Gbegiri, Hearty, Nutritious Bean Stew

Gbegiri is a nutritious, hearty bean stew and a favourite among the Yorubas in Nigeria. The delicious combo that comes with this in bukas (street restaurants), that is, amala and ewedu has placed this delicious bean stew amongst the favourites across Nigeria and beyond. 

The main ingredient for gbegiri is beans. The first choice for most people is the blackeyed beans. However, use any beans you fancy that you can soak and take off the skin. In my family, the honey beans or oloyin in Nigeria was our preferred beans. We used this for moimoi, akara, gbegiri and any recipe that calls for beans. For this recipe, I used already peeled beans. You can find this in any African food shop.

Other ingredients for gbegiri includes palm oil, crayfish, dried fish, iru (locust beans), dried paprika and salt.

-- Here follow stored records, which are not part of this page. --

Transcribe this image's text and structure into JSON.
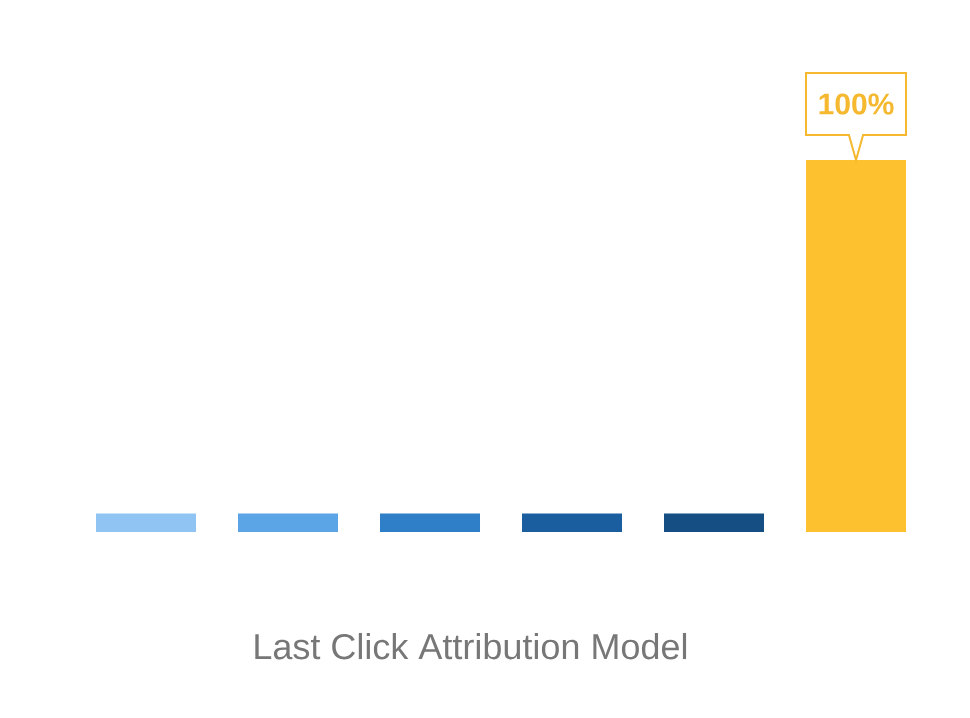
{
  "chart_data": {
    "type": "bar",
    "title": "Last Click Attribution Model",
    "categories": [
      null,
      null,
      null,
      null,
      null,
      null
    ],
    "values": [
      5,
      5,
      5,
      5,
      5,
      100
    ],
    "colors": [
      "#90c5f3",
      "#5ba4e6",
      "#2e7fc8",
      "#1b5ea0",
      "#144e82",
      "#fdc130"
    ],
    "value_labels": [
      null,
      null,
      null,
      null,
      null,
      "100%"
    ]
  }
}
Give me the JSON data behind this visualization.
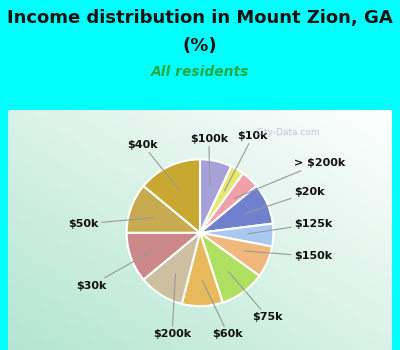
{
  "title_line1": "Income distribution in Mount Zion, GA",
  "title_line2": "(%)",
  "subtitle": "All residents",
  "title_color": "#111111",
  "subtitle_color": "#22aa44",
  "bg_cyan": "#00ffff",
  "watermark": "City-Data.com",
  "labels": [
    "$100k",
    "$10k",
    "> $200k",
    "$20k",
    "$125k",
    "$150k",
    "$75k",
    "$60k",
    "$200k",
    "$30k",
    "$50k",
    "$40k"
  ],
  "values": [
    7,
    3,
    4,
    9,
    5,
    7,
    10,
    9,
    10,
    11,
    11,
    14
  ],
  "colors": [
    "#a8a0d8",
    "#e8e870",
    "#f0a0a8",
    "#7080cc",
    "#a8c8f0",
    "#f0b87c",
    "#b0e060",
    "#e8b85c",
    "#ccc0a0",
    "#cc8888",
    "#c8aa50",
    "#c8a830"
  ],
  "title_fontsize": 13,
  "subtitle_fontsize": 10,
  "label_fontsize": 8
}
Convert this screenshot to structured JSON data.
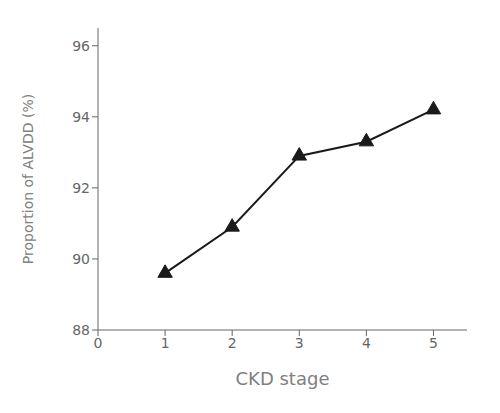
{
  "chart_data": {
    "type": "line",
    "xlabel": "CKD  stage",
    "ylabel": "Proportion of ALVDD (%)",
    "x": [
      1,
      2,
      3,
      4,
      5
    ],
    "values": [
      89.6,
      90.9,
      92.9,
      93.3,
      94.2
    ],
    "xlim": [
      0,
      5.5
    ],
    "ylim": [
      88,
      96.5
    ],
    "xticks": [
      0,
      1,
      2,
      3,
      4,
      5
    ],
    "yticks": [
      88,
      90,
      92,
      94,
      96
    ],
    "color": "#1a1a1a",
    "marker": "triangle",
    "grid": false
  }
}
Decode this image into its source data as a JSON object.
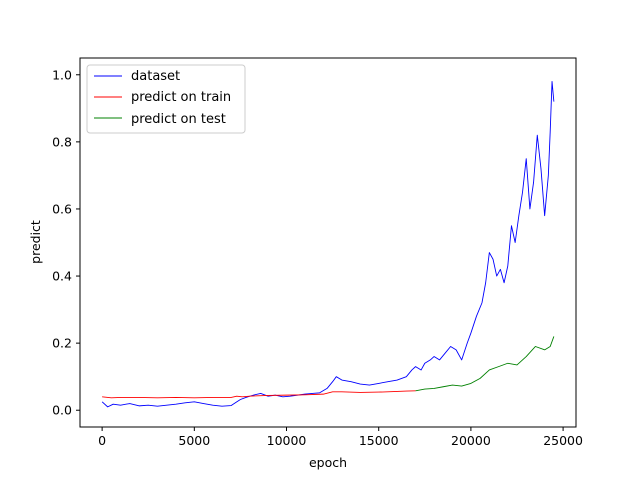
{
  "chart_data": {
    "type": "line",
    "title": "",
    "xlabel": "epoch",
    "ylabel": "predict",
    "xlim": [
      -1200,
      25700
    ],
    "ylim": [
      -0.05,
      1.05
    ],
    "xticks": [
      0,
      5000,
      10000,
      15000,
      20000,
      25000
    ],
    "yticks": [
      0.0,
      0.2,
      0.4,
      0.6,
      0.8,
      1.0
    ],
    "xtick_labels": [
      "0",
      "5000",
      "10000",
      "15000",
      "20000",
      "25000"
    ],
    "ytick_labels": [
      "0.0",
      "0.2",
      "0.4",
      "0.6",
      "0.8",
      "1.0"
    ],
    "grid": false,
    "legend_position": "top-left",
    "series": [
      {
        "name": "dataset",
        "color": "#0000ff",
        "x": [
          0,
          300,
          600,
          1000,
          1500,
          2000,
          2500,
          3000,
          3500,
          4000,
          4500,
          5000,
          5500,
          6000,
          6500,
          7000,
          7300,
          7500,
          7800,
          8200,
          8600,
          9000,
          9400,
          9800,
          10200,
          10600,
          11000,
          11400,
          11800,
          12200,
          12500,
          12700,
          13000,
          13500,
          14000,
          14500,
          15000,
          15500,
          16000,
          16500,
          16800,
          17000,
          17300,
          17500,
          17800,
          18000,
          18300,
          18600,
          18900,
          19200,
          19500,
          19800,
          20000,
          20300,
          20600,
          20800,
          21000,
          21200,
          21400,
          21600,
          21800,
          22000,
          22200,
          22400,
          22600,
          22800,
          23000,
          23200,
          23400,
          23600,
          23800,
          24000,
          24200,
          24300,
          24400,
          24500
        ],
        "y": [
          0.025,
          0.01,
          0.018,
          0.015,
          0.02,
          0.013,
          0.015,
          0.012,
          0.015,
          0.018,
          0.022,
          0.025,
          0.02,
          0.015,
          0.012,
          0.014,
          0.025,
          0.032,
          0.038,
          0.045,
          0.05,
          0.042,
          0.045,
          0.04,
          0.042,
          0.045,
          0.048,
          0.05,
          0.052,
          0.065,
          0.085,
          0.1,
          0.09,
          0.085,
          0.078,
          0.075,
          0.08,
          0.085,
          0.09,
          0.1,
          0.12,
          0.13,
          0.12,
          0.14,
          0.15,
          0.16,
          0.15,
          0.17,
          0.19,
          0.18,
          0.15,
          0.2,
          0.23,
          0.28,
          0.32,
          0.38,
          0.47,
          0.45,
          0.4,
          0.42,
          0.38,
          0.43,
          0.55,
          0.5,
          0.58,
          0.65,
          0.75,
          0.6,
          0.68,
          0.82,
          0.72,
          0.58,
          0.7,
          0.83,
          0.98,
          0.92
        ]
      },
      {
        "name": "predict on train",
        "color": "#ff0000",
        "x": [
          0,
          500,
          1000,
          2000,
          3000,
          4000,
          5000,
          6000,
          7000,
          7300,
          7600,
          8000,
          9000,
          10000,
          11000,
          12000,
          12500,
          13000,
          14000,
          15000,
          16000,
          16500,
          17000
        ],
        "y": [
          0.04,
          0.037,
          0.038,
          0.038,
          0.037,
          0.038,
          0.037,
          0.038,
          0.038,
          0.042,
          0.04,
          0.042,
          0.044,
          0.045,
          0.046,
          0.048,
          0.055,
          0.055,
          0.053,
          0.054,
          0.056,
          0.057,
          0.058
        ]
      },
      {
        "name": "predict on test",
        "color": "#008000",
        "x": [
          17000,
          17500,
          18000,
          18500,
          19000,
          19500,
          20000,
          20500,
          21000,
          21500,
          22000,
          22500,
          23000,
          23500,
          24000,
          24300,
          24500
        ],
        "y": [
          0.058,
          0.063,
          0.065,
          0.07,
          0.075,
          0.072,
          0.08,
          0.095,
          0.12,
          0.13,
          0.14,
          0.135,
          0.16,
          0.19,
          0.18,
          0.19,
          0.22
        ]
      }
    ]
  }
}
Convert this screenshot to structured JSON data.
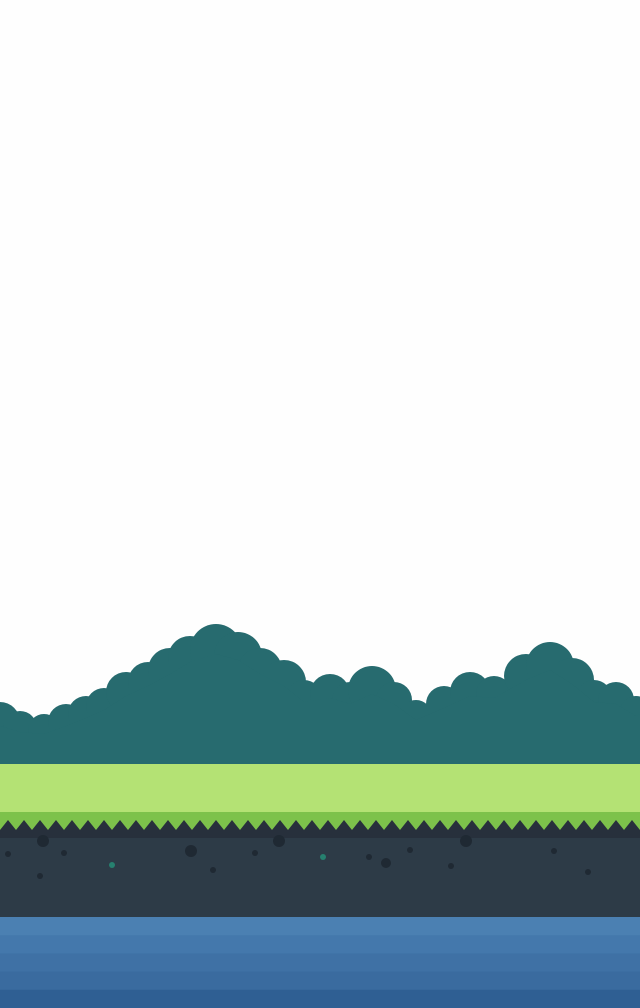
{
  "scene": {
    "type": "side-scroller background",
    "colors": {
      "sky": "#fefefe",
      "bushes": "#276b6f",
      "grass_light": "#b4e274",
      "grass_dark": "#7dc24b",
      "soil": "#2d3b47",
      "soil_stripe": "#27303c",
      "rock": "#1f2933",
      "gem": "#26806f",
      "water_bands": [
        "#4b80b2",
        "#4478ac",
        "#3f71a5",
        "#3a6b9f",
        "#2f5f93"
      ]
    },
    "layers": [
      "sky",
      "bush-hills",
      "grass-strip",
      "soil-ground",
      "water"
    ]
  }
}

As you may have noticed, many of the stews and sauces from Africa, especially from the West and Central parts use palm oil. There has been a lot of negative narratives about palm oil. Palm oil, linked to deforestation, poor working conditions, displacement of communities, the list goes on. For the most part, these negatives are true because of greed and man's inhumanity to man. However, there is another side of the narrative often ignored, and it will be great looking at that other side, from the people where palm oil originated where those negative narratives do not apply. Please check out this post from the Food and Agriculture Organization, and watch the accompanying video, listening to the other side of the narrative before ever you decide to take out palm oil!

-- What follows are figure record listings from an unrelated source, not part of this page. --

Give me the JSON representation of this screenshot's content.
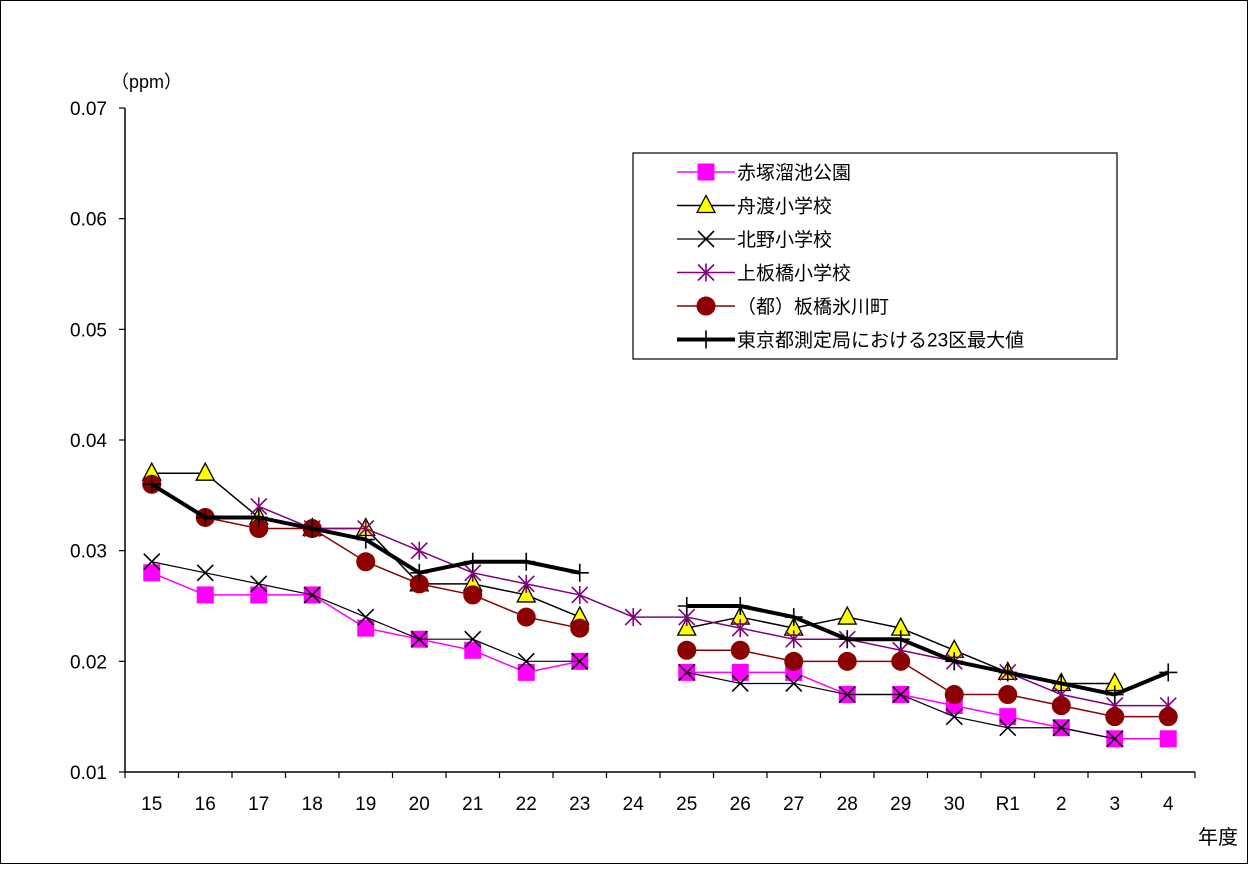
{
  "chart_data": {
    "type": "line",
    "y_unit_label": "（ppm）",
    "x_unit_label": "年度",
    "categories": [
      "15",
      "16",
      "17",
      "18",
      "19",
      "20",
      "21",
      "22",
      "23",
      "24",
      "25",
      "26",
      "27",
      "28",
      "29",
      "30",
      "R1",
      "2",
      "3",
      "4"
    ],
    "ylim": [
      0.01,
      0.07
    ],
    "y_ticks": [
      "0.01",
      "0.02",
      "0.03",
      "0.04",
      "0.05",
      "0.06",
      "0.07"
    ],
    "legend_position": "top-right",
    "series": [
      {
        "name": "赤塚溜池公園",
        "marker": "square",
        "color": "#ff00ff",
        "line_color": "#ff00ff",
        "line_width": 1.5,
        "values": [
          0.028,
          0.026,
          0.026,
          0.026,
          0.023,
          0.022,
          0.021,
          0.019,
          0.02,
          null,
          0.019,
          0.019,
          0.019,
          0.017,
          0.017,
          0.016,
          0.015,
          0.014,
          0.013,
          0.013
        ]
      },
      {
        "name": "舟渡小学校",
        "marker": "triangle",
        "color": "#ffff00",
        "line_color": "#000000",
        "line_width": 1.5,
        "values": [
          0.037,
          0.037,
          0.033,
          0.032,
          0.032,
          0.027,
          0.027,
          0.026,
          0.024,
          null,
          0.023,
          0.024,
          0.023,
          0.024,
          0.023,
          0.021,
          0.019,
          0.018,
          0.018,
          null
        ]
      },
      {
        "name": "北野小学校",
        "marker": "x",
        "color": "#000000",
        "line_color": "#000000",
        "line_width": 1.2,
        "values": [
          0.029,
          0.028,
          0.027,
          0.026,
          0.024,
          0.022,
          0.022,
          0.02,
          0.02,
          null,
          0.019,
          0.018,
          0.018,
          0.017,
          0.017,
          0.015,
          0.014,
          0.014,
          0.013,
          null
        ]
      },
      {
        "name": "上板橋小学校",
        "marker": "asterisk",
        "color": "#800080",
        "line_color": "#800080",
        "line_width": 1.5,
        "values": [
          null,
          null,
          0.034,
          0.032,
          0.032,
          0.03,
          0.028,
          0.027,
          0.026,
          0.024,
          0.024,
          0.023,
          0.022,
          0.022,
          0.021,
          0.02,
          0.019,
          0.017,
          0.016,
          0.016
        ]
      },
      {
        "name": "（都）板橋氷川町",
        "marker": "circle",
        "color": "#8b0000",
        "line_color": "#8b0000",
        "line_width": 1.5,
        "values": [
          0.036,
          0.033,
          0.032,
          0.032,
          0.029,
          0.027,
          0.026,
          0.024,
          0.023,
          null,
          0.021,
          0.021,
          0.02,
          0.02,
          0.02,
          0.017,
          0.017,
          0.016,
          0.015,
          0.015
        ]
      },
      {
        "name": "東京都測定局における23区最大値",
        "marker": "plus",
        "color": "#000000",
        "line_color": "#000000",
        "line_width": 4,
        "values": [
          0.036,
          0.033,
          0.033,
          0.032,
          0.031,
          0.028,
          0.029,
          0.029,
          0.028,
          null,
          0.025,
          0.025,
          0.024,
          0.022,
          0.022,
          0.02,
          0.019,
          0.018,
          0.017,
          0.019
        ]
      }
    ]
  }
}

I will write a post on palm oil in the future where all of these issues will be addressed. Like any fat and oil, moderation is the key to a healthy lifestyle.

Gbegiri Recipe

Now, we have come to the best part of any recipe post. The how and what to do section. So, let's start cooking.


Servings: 6

Prep Time: 2 hours

Cooking Time: 30 min


  • 2 cups peeled beans
  • 6 cups of chicken stock or any of choice. Try this is what I follow for most of my African stews.
  • 1/4 cup palm oil
  • 3 tablespoons crayfish
  • 2-3 tablespoons dry and ground chilli pepper of choice
  • salt to taste


Soak beans in about 6 cups of water for an hour.

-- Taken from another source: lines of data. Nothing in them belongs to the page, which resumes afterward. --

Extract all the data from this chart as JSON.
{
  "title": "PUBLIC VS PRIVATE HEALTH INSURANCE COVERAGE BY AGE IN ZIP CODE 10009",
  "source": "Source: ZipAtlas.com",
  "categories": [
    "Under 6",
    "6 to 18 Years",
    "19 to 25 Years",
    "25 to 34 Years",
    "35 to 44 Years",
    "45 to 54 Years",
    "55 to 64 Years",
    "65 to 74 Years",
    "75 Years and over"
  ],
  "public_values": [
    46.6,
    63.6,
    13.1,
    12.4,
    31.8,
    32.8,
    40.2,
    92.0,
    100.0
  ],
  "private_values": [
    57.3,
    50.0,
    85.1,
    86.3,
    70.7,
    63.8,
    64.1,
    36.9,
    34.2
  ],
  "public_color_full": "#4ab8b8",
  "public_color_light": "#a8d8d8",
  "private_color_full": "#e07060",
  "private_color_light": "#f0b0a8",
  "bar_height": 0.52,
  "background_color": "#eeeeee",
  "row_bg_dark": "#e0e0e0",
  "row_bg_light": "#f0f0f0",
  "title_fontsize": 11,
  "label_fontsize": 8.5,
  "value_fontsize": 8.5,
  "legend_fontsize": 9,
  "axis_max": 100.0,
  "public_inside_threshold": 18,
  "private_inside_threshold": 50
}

Drain the water after one hour, rinse in cold water and transfer to a pot with a lid. Pour in the chicken stock or any stock you have and cook over medium-high heat until beans are soft and tender which may take about an hour on the stove or 20minutes in an instant pot.

When beans are tender, transfer to high-speed blender and puree. Then, transfer the beans, back to the pot and cook on a stove. Pour in about half a cup water in a blender to rinse out all the pureed beans, into the pot.

Add all the other ingredients and cook on medium-low heat for about 20 to 25 minutes stirring stew occasionally until bean stew is to your desired consistency. Adjust seasoning and serve with amala. 

Note: You have the option of cooking your meat and fish with this stew however, traditionally, you serve this with tomato stew with meat and fish Bon appetite whichever your choice.

If you are using an instant pot, you may transfer pureed beans and the rest ingredients back into the instant pot and use your slow cooker setting to cook for an hour or two on high.